Here is what I’ve got today as an output from GPT-4 API (gpt4-32k): “Mars and Venus could habr been habitable zones in our solar system.”. See the typo in “have”? That’s the name of a (formerly Russian, but that’s not the point) tech website, “habr”. I am not aware of using word “habr” as substitution of “have”, and even ChatGPT agrees that it’s not an English word.
After seeing countless 4chan attacks on Google and other search engines, I wonder what happened here. Since you can’t train GPT by sending any queries to it, did someone hack into an actual GPT training process? To promote their website, if nothing else?
And another question - have you seen anything like it in your results?
ChatGPT is programmed to allow unexpected word generations. GPT-4 has been reduced in quality giving higher perplexity. If you received a generation with a problem, give it a thumbs-down for a re-generation and recording of your dislike.
How do you give thumbs-down to an API response? Also, GPT’s word generation always (in my experience, at least) makes sense, it’s never a senseless typo. It may create a new word out of another one, but if it will use “4chan” instead of a “website”, it’s probably a good reason to intensify one’s paranoia.
With API, we simply give response to end user, we don’t filter it in any way. Apparently, this approach is too optimistic.
You didn’t understand the question in first post. And, clearly, it wasn’t for you.
Temperature has nothing to do with whatever happened here. Which, again, is either a simulated typo (“have - habr” is a typo if you missed one key to the right) or a more sinister thing. Either way, the temperature was 0.

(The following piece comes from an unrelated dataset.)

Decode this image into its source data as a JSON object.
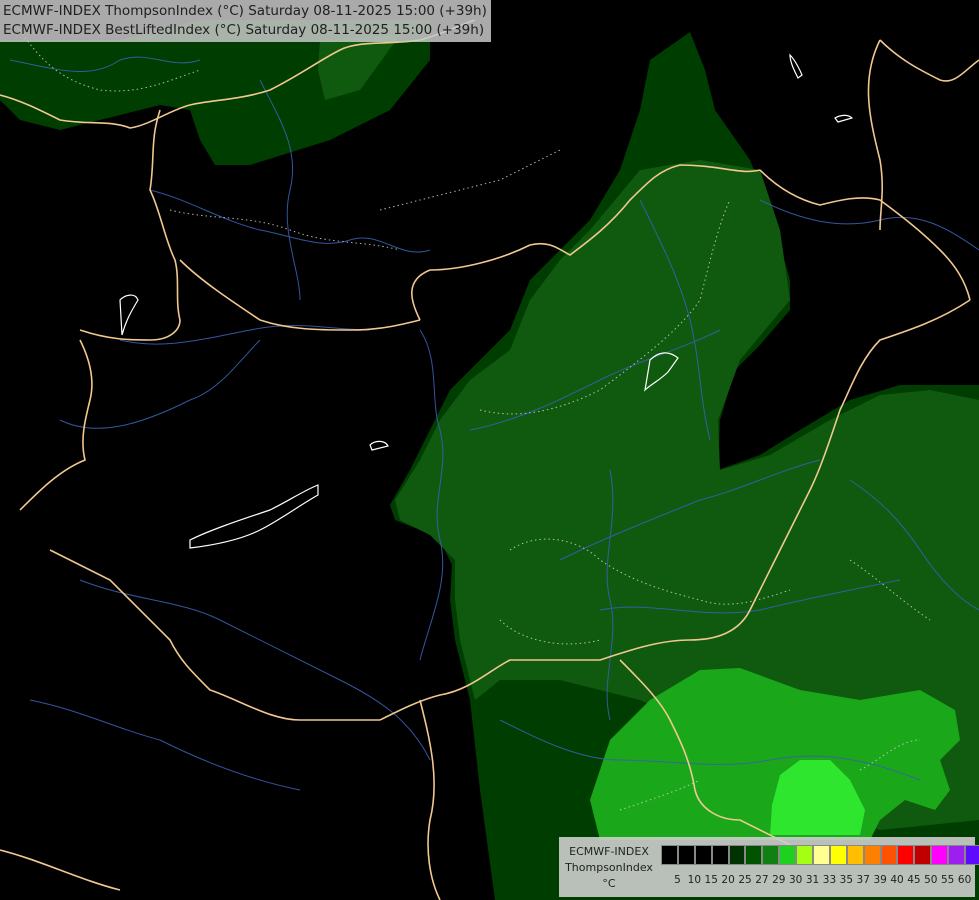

GPT is trained on a lot of text, including stuff like poorly written forum posts, so it’s not really unheard of to get the occasional typo.

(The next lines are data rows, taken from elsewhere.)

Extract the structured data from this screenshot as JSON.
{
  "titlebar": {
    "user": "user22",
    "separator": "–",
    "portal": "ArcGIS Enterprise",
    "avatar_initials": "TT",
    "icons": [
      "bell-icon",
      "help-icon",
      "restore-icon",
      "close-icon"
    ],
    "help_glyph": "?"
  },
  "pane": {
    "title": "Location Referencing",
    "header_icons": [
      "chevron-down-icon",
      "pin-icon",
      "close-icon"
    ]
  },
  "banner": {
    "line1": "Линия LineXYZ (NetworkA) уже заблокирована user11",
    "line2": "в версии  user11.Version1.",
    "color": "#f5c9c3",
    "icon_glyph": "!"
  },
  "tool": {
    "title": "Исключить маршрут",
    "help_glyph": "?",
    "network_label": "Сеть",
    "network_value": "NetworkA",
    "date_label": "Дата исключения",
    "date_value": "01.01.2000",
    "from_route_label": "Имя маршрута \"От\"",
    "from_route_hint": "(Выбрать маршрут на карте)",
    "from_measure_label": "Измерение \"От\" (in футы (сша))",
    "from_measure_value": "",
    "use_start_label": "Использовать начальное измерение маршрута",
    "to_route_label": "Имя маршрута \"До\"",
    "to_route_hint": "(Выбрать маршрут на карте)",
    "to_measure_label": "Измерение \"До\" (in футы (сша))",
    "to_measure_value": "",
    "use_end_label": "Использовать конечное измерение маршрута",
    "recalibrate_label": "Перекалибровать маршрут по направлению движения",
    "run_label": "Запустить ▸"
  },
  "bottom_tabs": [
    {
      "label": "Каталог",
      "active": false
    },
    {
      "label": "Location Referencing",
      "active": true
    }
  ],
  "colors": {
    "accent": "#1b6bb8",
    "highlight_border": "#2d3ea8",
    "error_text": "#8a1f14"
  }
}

It becomes a problem when it makes the same errors frequently, though. In my experience, it almost never spells “pored over” correctly, for example, and I’ve gotten “descails” instead of descends multiple times. (Even made topics about those, which were ignored.)
If you can’t replicate the funny word again and again – that’s temperature. Actually it is probabilistic multinomial sampling from the confidence scores of logits after being optionally filtered by a nucleus sampler. That probably doesn’t matter to you as much as your theory of Russian attacks.
The deembedding of the hidden state to k tokens will give very unlikely results also, which are then translated to very low probabilities of selection. However, that does not mean that completely nonsense tokens are eliminated as possibilities (unless you include a top_p parameter) - you roll the dice with each generation.
That’s important. It means that we should implement spelling check when putting GPT behind customer support / bots. Though I guess OpenAI will implement it eventually.
Do you recommend first adjusting top_p to avoid typos that cannot be replicated or first adjusting temperature or both?
As of May 2024, our team using the API has noticed random typos within a response which have never occurred before and no change has been made to the model, prompt and parameters in use. We were using the 1106-preview model, so we tried using the gpt-4-turbo model but typos (bad token generation) still occurred. We are now trying to lower the top_p setting to see if that helps avoid the issue, while avoiding repetitiveness which is a critical requirement.
For context, I haven’t been on the “ChatGPT is getting worse train”, but I would like to call out that I too have been noticing odd spelling errors for common words and random formatting issues in the middle of generation. As a daily user of both ChatGPT and the API, I don’t remember seeing issues like this since before May 2024. Still an amazing technology, but just wanted to share my experience as well.